Andolong said the Department’s contract review committee will “undertake the appropriate processes and exercise due diligence in formalizing the termination of the project’s contract”….reports Asian Lite News
The Philippines is officially cancelling a 12.7-billion-peso ($227 million) contract to purchase 16 Russian military transport helicopters, the government said on Wednesday.
“The Department of National Defence is formalizing the termination of the contract with SOVTECHNOEXPORT LLC of Russia for the procurement of 16 units of Mi-17 heavy-lift helicopters for the Philippine air force,” dpa news agency quoted Arsenio Andolong, the Department’s spokesman, as saying.
Andolong said the Department’s contract review committee will “undertake the appropriate processes and exercise due diligence in formalizing the termination of the project’s contract”.
“We are also preparing to initiate a diplomatic dialogue with the Russian side regarding matters arising from the project’s cancellation,” he added in a statement.
Former Defence Secretary Delfin Lorenzana said the decision to cancel the contract was made in the last days of administration of former President Rodrigo Duterte due to fears of US sanctions amid the Russia-Ukraine war.
He said the decision was made after the Philippine ambassador to the US Jose Manuel Romualdez warned that “the disadvantage that (the Philippines) will get is more than (the advantage) if we get the choppers”.
Lorenza said he was not certain if the government would still be able to recover a 2-billion-peso down payment made for the contract.
Meanwhile, with Chinese extensive military deployment around Taiwan rattling the region, the Philippines is eager to strengthen defence cooperation with the US. The US, which already has troops in bases on Filipino territory, has assured the south-east Asian nation of protection in case of an armed attack.
In the Philippines on Saturday, US Secretary of State Antony Blinken said that the Philippines is an “irreplaceable ally” while the Philippines President Ferdinand Marcos Jr. reflecting on the Taiwan Strait tensions said: “…the visit of your House Speaker Nancy Pelosi coming here… I did not think it raised the intensity; it just demonstrated how the intensity of the conflict has been…”.

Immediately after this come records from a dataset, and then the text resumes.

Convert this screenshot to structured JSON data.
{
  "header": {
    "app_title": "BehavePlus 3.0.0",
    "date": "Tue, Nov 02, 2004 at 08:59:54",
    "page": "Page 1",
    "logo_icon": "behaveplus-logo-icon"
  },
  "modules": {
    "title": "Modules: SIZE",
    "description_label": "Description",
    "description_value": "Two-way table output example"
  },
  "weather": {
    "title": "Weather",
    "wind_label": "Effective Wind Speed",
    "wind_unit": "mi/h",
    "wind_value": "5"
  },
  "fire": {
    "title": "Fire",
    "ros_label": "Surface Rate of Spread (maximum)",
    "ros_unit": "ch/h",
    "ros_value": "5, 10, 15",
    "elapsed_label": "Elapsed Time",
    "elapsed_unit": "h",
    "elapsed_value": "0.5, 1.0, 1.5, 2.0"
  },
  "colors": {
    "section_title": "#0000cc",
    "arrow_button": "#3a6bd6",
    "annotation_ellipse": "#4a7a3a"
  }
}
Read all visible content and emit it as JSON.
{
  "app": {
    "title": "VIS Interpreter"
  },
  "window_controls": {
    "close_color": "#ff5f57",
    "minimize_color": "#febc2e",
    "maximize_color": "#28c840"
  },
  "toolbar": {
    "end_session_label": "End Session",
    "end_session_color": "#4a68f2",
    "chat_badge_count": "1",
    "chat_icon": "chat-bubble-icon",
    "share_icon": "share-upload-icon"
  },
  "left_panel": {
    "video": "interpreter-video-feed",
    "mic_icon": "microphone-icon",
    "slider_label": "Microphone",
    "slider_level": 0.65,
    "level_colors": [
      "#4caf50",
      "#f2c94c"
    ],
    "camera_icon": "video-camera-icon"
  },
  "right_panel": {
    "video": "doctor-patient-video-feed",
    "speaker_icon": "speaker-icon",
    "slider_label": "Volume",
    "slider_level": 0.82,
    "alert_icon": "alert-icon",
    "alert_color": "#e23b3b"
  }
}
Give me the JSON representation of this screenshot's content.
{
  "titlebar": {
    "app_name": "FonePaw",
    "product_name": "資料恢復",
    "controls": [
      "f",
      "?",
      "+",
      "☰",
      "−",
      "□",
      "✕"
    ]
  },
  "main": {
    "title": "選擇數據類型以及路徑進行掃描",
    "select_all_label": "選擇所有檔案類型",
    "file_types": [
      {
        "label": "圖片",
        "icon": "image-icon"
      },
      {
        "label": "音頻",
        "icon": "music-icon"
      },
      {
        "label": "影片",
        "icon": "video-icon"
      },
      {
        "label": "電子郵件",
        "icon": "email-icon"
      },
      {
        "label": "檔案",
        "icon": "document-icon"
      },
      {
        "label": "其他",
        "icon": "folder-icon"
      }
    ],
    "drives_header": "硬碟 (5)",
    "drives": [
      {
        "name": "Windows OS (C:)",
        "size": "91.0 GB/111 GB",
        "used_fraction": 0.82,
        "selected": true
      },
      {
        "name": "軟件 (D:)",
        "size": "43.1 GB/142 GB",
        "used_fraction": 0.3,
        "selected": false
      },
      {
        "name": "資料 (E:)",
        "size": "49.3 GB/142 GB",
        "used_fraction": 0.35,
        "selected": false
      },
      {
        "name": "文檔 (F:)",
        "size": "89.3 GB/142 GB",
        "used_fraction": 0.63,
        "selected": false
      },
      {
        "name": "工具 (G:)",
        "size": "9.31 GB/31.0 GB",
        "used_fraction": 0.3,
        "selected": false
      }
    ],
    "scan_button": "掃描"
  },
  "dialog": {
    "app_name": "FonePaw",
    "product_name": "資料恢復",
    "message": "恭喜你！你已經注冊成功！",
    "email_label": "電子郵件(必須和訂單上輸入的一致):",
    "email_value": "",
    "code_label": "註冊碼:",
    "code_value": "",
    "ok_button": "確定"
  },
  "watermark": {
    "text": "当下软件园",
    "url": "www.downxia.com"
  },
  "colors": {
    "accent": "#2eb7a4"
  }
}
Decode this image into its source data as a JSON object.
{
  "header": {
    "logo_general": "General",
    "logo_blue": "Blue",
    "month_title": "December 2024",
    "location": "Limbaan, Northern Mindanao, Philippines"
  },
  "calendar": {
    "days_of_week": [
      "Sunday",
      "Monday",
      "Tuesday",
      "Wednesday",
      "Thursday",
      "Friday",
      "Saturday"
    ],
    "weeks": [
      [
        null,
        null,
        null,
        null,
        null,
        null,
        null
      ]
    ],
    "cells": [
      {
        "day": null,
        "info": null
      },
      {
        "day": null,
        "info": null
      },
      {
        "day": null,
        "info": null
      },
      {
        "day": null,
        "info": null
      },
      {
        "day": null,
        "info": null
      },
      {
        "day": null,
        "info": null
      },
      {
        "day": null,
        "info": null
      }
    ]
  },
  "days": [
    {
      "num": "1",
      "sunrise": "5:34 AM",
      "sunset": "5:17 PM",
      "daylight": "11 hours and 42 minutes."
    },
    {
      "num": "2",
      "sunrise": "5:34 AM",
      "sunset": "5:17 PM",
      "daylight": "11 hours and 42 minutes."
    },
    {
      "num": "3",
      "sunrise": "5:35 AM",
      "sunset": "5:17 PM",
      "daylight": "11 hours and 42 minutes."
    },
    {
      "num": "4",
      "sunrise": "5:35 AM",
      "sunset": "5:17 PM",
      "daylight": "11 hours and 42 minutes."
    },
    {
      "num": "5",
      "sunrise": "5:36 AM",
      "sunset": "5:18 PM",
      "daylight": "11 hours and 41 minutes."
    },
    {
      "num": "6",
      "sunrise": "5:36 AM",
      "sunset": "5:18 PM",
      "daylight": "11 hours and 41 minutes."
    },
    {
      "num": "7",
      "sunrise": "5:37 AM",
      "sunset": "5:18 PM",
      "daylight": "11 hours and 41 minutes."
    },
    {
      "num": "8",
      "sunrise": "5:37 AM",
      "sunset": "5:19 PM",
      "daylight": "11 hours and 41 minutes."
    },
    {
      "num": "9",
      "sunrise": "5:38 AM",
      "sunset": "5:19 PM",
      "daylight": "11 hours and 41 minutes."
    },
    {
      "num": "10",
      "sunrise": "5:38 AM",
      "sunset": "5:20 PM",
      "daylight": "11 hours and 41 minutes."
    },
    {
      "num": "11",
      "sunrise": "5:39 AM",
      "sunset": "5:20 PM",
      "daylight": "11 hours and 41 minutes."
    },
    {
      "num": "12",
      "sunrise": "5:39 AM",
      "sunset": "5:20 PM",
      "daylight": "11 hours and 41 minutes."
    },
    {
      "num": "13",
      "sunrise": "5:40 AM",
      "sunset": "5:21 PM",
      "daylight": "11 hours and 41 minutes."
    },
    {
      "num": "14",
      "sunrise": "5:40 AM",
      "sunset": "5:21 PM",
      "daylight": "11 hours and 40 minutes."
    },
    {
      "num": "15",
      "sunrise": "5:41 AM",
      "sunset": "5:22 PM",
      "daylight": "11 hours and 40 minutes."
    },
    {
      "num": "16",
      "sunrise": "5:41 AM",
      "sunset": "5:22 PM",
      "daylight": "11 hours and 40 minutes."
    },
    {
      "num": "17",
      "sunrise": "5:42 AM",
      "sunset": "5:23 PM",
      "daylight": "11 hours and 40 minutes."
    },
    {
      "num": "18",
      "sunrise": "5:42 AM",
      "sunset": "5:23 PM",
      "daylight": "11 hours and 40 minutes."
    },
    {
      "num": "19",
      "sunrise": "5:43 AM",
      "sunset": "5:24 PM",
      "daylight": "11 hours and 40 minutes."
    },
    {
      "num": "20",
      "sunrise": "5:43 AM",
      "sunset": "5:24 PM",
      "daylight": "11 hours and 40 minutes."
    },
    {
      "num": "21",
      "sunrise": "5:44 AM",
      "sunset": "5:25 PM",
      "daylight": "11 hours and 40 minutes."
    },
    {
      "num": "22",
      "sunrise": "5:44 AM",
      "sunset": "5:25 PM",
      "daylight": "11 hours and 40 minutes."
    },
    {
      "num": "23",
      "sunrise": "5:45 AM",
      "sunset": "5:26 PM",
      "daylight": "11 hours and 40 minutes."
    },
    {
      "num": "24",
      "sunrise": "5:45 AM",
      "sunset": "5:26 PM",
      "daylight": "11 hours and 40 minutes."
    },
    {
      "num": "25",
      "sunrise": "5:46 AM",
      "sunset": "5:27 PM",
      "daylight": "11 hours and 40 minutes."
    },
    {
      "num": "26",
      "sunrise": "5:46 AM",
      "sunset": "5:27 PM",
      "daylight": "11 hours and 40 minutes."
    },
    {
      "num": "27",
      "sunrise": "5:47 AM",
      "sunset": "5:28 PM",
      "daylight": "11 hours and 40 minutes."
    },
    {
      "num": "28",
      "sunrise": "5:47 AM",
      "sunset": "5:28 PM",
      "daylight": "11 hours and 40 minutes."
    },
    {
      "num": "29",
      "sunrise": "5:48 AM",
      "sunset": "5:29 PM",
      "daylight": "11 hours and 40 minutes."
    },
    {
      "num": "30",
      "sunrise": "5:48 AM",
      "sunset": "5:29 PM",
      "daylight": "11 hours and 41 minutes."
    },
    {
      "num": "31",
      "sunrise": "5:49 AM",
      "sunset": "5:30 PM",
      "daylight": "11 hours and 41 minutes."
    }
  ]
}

China’s aggressive posturing towards Taiwan, in the wake of US Speaker Nancy Pelosi’s visit to Taipei, has shaken up the region. Countries in south-east Asia are worried as Beijing has territorial conflicts with many in the South China Sea (SCS).
In Blinken’s visit, the highest-ranking US official to visit Manila after Ferdinand Marcos Jr became President this June, the two nations reaffirmed their decades-old defence alliance. They are governed by the Mutual Defence Treaty (MDT)–an agreement signed on 30 August 1951 that states that if either of the allies faces an armed attack, the other would come to its defence.
Emphasising that the US would defend its allies in south-east Asia, Blinken told journalists: “An armed attack on Philippine armed forces, public vessels, and aircraft will invoke US mutual defense commitments under that treaty. The Philippines is an irreplaceable friend, partner, and ally to the United States.”
US and the Philippines relations had come under strain under previous President Rodrigo Duterte, who was opposed to the continued presence of US troops on Filipino soil. Duterte had tried to move closer to China at the cost of bilateral relations with the US. That scenario changed as Beijing began to assert itself in the region.